Generate clean, deduplicated Markdown transcripts from YouTube videos using yt-dlp.

Prerequisites

Verify CLI dependencies before running:

command -v yt-dlp jq awk sed find

Required: yt-dlp, jq, awk, sed, find (standard POSIX utilities).

Workflow

Step 1: Get the video identifier

Accept any of these input formats:

Full URL: https://www.youtube.com/watch?v=q6pbQ5li5Cg
Short URL: https://youtu.be/q6pbQ5li5Cg
Shorts URL: https://www.youtube.com/shorts/q6pbQ5li5Cg
Bare video ID: q6pbQ5li5Cg

Step 2: Run the script

bash {baseDir}/scripts/genInfoNugget.sh <URL_or_VIDEO_ID>

To reprocess an existing SRT without re-downloading:

bash {baseDir}/scripts/genInfoNugget.sh --fix <URL_or_VIDEO_ID>

Step 3: Verify output

The script produces two files in the current directory:

File	Contents
`*.InfoNug.DDMMMYY.HHMMSS.md`	Timestamped transcript with `####` chapter headings
`*.InfoNug.DDMMMYY.HHMMSS.md_chapters.md`	Prose-only version grouped by chapter (no timestamps)

After the script completes, read the first ~30 lines of the prose file (_chapters.md) to confirm no triplication. Each phrase should appear exactly once.

Step 4: Present results

Report the two output filenames to the user.
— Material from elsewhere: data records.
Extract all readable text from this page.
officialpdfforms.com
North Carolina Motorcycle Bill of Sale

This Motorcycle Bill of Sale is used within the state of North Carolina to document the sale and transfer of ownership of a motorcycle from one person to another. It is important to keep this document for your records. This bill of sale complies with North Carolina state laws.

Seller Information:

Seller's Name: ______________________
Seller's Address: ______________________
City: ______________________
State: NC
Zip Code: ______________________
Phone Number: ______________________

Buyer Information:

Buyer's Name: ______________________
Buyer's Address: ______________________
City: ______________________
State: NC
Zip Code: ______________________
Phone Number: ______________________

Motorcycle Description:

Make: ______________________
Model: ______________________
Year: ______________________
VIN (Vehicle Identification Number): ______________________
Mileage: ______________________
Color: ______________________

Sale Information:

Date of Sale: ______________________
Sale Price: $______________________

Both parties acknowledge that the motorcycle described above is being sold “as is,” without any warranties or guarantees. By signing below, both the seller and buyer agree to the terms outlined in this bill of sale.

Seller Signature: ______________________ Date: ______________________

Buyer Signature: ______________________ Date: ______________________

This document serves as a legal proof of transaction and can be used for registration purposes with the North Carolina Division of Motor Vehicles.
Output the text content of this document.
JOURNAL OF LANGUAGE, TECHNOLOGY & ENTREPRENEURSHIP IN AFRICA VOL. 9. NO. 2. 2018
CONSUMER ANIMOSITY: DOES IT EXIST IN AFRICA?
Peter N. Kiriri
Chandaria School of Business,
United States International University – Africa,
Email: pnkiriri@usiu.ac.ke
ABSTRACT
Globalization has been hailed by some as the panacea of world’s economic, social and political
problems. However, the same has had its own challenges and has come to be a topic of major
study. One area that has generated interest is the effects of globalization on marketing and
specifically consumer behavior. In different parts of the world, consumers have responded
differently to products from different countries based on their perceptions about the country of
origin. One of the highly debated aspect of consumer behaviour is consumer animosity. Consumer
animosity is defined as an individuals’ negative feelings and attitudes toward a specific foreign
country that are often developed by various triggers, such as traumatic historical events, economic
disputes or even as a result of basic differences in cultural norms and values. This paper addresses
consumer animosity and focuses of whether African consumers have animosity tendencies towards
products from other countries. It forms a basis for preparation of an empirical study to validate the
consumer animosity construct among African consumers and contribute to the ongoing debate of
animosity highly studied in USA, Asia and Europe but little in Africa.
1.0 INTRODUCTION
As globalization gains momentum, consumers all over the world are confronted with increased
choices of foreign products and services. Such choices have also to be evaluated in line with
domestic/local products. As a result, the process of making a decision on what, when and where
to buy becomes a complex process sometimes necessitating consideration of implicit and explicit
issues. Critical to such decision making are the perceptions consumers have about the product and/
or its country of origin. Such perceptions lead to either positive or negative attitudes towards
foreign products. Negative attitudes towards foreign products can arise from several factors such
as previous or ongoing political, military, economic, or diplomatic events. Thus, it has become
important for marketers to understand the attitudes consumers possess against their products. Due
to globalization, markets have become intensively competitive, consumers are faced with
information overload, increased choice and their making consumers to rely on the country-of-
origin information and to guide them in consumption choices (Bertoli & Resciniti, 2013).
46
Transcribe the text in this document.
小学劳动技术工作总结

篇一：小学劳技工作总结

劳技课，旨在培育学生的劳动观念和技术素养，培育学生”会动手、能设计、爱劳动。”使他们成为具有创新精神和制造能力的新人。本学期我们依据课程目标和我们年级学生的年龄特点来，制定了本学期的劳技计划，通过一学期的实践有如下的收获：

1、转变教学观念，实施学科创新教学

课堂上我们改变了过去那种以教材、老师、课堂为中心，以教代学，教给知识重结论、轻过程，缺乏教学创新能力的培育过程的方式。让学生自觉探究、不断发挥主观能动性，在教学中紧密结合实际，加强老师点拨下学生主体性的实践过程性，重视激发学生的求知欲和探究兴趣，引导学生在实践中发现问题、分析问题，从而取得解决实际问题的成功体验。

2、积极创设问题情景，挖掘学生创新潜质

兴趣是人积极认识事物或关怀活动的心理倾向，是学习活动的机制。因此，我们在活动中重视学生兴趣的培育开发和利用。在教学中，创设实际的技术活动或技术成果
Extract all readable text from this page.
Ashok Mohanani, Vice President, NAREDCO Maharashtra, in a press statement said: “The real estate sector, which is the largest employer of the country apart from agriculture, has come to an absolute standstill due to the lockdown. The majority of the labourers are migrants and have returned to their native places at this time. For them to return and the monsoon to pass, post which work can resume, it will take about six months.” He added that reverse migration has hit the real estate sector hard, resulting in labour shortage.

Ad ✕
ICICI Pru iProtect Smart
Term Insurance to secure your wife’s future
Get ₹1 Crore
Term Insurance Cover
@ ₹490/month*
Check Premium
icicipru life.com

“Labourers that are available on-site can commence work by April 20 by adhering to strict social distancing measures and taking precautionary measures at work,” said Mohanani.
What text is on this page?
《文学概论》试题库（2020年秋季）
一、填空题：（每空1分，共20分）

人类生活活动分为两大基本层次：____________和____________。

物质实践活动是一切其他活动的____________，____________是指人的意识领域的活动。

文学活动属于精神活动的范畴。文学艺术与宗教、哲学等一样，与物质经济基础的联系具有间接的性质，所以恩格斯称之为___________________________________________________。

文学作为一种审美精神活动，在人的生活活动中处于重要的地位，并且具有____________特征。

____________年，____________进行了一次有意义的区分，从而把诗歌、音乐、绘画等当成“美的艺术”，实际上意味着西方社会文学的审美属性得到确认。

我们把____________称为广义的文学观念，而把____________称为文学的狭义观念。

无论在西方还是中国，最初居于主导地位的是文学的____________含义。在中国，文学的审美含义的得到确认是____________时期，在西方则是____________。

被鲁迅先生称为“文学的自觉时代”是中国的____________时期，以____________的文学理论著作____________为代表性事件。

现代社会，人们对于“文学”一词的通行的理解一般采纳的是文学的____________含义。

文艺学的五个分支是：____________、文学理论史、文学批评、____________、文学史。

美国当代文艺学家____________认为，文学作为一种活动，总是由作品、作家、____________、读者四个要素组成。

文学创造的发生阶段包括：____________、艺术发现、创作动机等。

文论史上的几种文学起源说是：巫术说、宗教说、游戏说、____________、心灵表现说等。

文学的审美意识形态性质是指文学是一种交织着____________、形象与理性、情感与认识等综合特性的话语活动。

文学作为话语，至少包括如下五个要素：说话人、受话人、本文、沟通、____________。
If the user wants a summary, read the prose file and summarize by chapter.

How the script works

Download: Tries manual subs first (--write-subs), falls back to auto-generated (--write-auto-subs) only if needed
Deduplicate: AWK pass removes ≤100ms transition blocks and strips rolling duplicate lines carried forward from previous blocks
Chapters: Extracts chapter timestamps from info.json via jq, inserts #### headings in a single AWK pass
Prose: Strips all timestamps and joins text into flowing paragraphs grouped by chapter

Troubleshooting

Symptom	Cause	Fix
"No SRT file found"	No subtitles in target language	Check video has captions enabled
Tripled text in output	Using old v1 script	Use this skill's script which includes deduplication
`--fix` fails with no SRT	Previous run cleaned up intermediate files	Run without `--fix` to re-download

Why does tripling happen? See references/faqs.md for a detailed explanation of YouTube's rolling VTT format and how the dedup works.